- Supreme Court of the United States

Argued January 9, 1885 Decided January 26, 1885
- Full case name: Anderson County Commissioners v. Thomas P. Beal
- Citations: 113 U.S. 227 (more) 5 S. Ct. 433; 28 L. Ed. 966

Court membership
- Chief Justice Morrison Waite Associate Justices Samuel F. Miller · Stephen J. Field Joseph P. Bradley · John M. Harlan William B. Woods · Stanley Matthews Horace Gray · Samuel Blatchford

Case opinion
- Majority: Blatchford, joined by unanimous

= Anderson County Commissioners v. Beal =

Anderson County Commissioners v. Beal, 113 U.S. 227 (1885), was a United States Supreme Court case.

== Background ==
Bonds issued by Anderson County, Kansas, under legislative authority, and in payment of its subscription to the stock of a railroad company, after the majority of the voters of the county had at an election, voted in favor of subscribing for the stock and issuing the bonds, recited, on their face, the wrong statute, but also stated that they were issued "in pursuance to the vote of the electors of Anderson County, September 13, 1869." The statute in force required that at least 30 days' notice of the election should be given, and made it the duty of the Board of County Commissioners to subscribe for the stock and issue the bonds, after such assent of the majority of the voters had been given. In a suit against the board on coupons due on the bonds, brought by a bona fide holder of them, it appeared, by record evidence, that the board made an order for the election 33 days before it was to be held, and had canvassed the returns and certified that there was a majority of voters in favor of the proposition, and had made such vote the basis of their action in subscribing for the stock and issuing the bonds to the company, and the court directed the jury to find a verdict for the plaintiff.

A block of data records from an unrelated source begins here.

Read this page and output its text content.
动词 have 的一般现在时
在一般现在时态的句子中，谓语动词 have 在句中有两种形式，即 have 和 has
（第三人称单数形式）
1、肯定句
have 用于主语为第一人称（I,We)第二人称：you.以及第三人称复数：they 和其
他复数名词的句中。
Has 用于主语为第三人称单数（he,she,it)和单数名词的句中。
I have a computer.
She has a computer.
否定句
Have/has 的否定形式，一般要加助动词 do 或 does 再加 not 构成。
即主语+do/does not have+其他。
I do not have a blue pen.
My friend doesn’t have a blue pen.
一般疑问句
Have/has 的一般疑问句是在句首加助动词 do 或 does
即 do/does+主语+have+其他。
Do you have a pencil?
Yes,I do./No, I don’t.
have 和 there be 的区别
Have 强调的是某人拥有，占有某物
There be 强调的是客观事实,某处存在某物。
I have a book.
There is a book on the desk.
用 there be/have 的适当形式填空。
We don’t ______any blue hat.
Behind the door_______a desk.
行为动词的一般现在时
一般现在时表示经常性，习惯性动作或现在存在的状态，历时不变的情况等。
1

After the plaintiff had offered in evidence the coupons sued upon, and one of the bonds (the bond having on it a certificate of the auditor of the state, dated March 27, 1872, that it had been regularly issued, and had been duly registered in his office under the Act of March 2, 1872, and a guarantee by the company of the payment of it and of its coupons), and the order of August 11, 1869, and the proceedings of September 17, 1869, and July 8, 1870, and September 5, 1870, and a copy of the registration of the bonds in the office of the auditor of the state, he rested his case. Thereupon the defendant demurred to the evidence and asked the court to declare the law to be that upon the pleadings and proofs the plaintiff was not entitled to recover; but the court refused so to do, and the defendant excepted.

The defendant then introduced the two resolutions of November 5, 1869, above set forth, and also gave evidence for the purpose of showing that previous notice of the holding of the election was published in a newspaper at Garnett only twenty-four days before the day of the election, and not thirty days. There was also evidence given in reply by the plaintiff to show that the county paid the interest on the bonds every year, down to that which fell due January 1, 1881; that in March 1872, when the bonds were registered in the office of the auditor of the state, they belonged to the company, and that it afterwards sold them for full value to various parties. At the close of the evidence, the court instructed the jury to find a verdict for the plaintiff, and the defendant excepted to such instruction.